Les sciences ont toujours eu recours à la formation de mots savants à partir de références hellénistiques ou latines, notamment du grec, langue harmonieuse supposée plus proche de la Nature des choses et de la Création. Le naming commercial n’hésite pas à procéder de la même manière quand une essentialité est recherchée (Nike la victoire, Clio l’histoire ou Hermès les routes et le voyage…).

Les procédés de création de microbe ont trois objectifs communs avec le naming d’aujourd’hui.

1 Bien nommer pour impacter

Pour que l’objet soit connu, reconnu et appartienne à la culture commune, il lui faut deux véhicules, un nom et une image, l'équivalent d'un bloc-marques. Aujourd’hui même les projets et les prototypes méritent d’être nommés pour être spécifiés et inscrire plus facilement l’innovation dans le reporting et les conversations.

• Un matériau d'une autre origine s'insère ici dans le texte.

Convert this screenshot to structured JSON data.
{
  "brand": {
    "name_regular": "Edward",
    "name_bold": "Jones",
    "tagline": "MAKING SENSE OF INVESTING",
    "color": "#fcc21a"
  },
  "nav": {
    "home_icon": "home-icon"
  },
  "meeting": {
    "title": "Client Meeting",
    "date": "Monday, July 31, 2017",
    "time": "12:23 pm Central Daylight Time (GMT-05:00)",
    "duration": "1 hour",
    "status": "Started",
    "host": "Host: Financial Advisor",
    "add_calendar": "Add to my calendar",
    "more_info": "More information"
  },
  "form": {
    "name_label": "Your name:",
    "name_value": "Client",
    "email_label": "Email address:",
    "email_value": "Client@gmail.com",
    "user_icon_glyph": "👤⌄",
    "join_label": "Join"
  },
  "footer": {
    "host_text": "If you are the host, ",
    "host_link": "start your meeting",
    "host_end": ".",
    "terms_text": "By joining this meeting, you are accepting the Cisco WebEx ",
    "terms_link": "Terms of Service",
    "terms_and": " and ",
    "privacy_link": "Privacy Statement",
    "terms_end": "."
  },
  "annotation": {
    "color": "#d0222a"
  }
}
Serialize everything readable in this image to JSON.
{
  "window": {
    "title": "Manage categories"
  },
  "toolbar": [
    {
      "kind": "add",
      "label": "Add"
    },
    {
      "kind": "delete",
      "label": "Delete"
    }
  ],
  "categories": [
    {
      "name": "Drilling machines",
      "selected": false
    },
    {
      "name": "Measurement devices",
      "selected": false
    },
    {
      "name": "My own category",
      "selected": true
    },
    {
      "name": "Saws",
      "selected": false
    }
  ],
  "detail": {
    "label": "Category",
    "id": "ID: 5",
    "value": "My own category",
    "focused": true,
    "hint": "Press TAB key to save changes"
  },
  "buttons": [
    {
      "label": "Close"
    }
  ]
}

2 Utiliser des racines pour le sens et la crédibilité

« Microbe » est composé de micros et de bios. Bien souvent, la valeur d’une marque, d’un produit, d’un service se retient grâce au sens qu’il exprime intuitivement par un terme plein, par un fragment ou par une allusion. Sur des ressorts imaginaires structurels, la référence au savoir ou à la mythologie grecque assurent une dimension de permanence et de grandeur.

3 Composer avec stratégie

Le terme microbe n’existait pas en grec et il n’aurait certainement pas été composé de cette manière. La conception reste très française: les deux mots sont simplement juxtaposés (façon  « protosémantique »). L’association des deux termes est stratégiquement stylisée pour son appropriation par le français usuel. Pasteur ne l’a pas appelé microbio, ce que nous pourrions faire aujourd’hui pour un nom de gamme ou de produit (yaourt, gélules etc …).

Rétrospectivement, les grands hommes ne font pas que de grandes choses ou de grands discours : ils savent également faire du grand naming.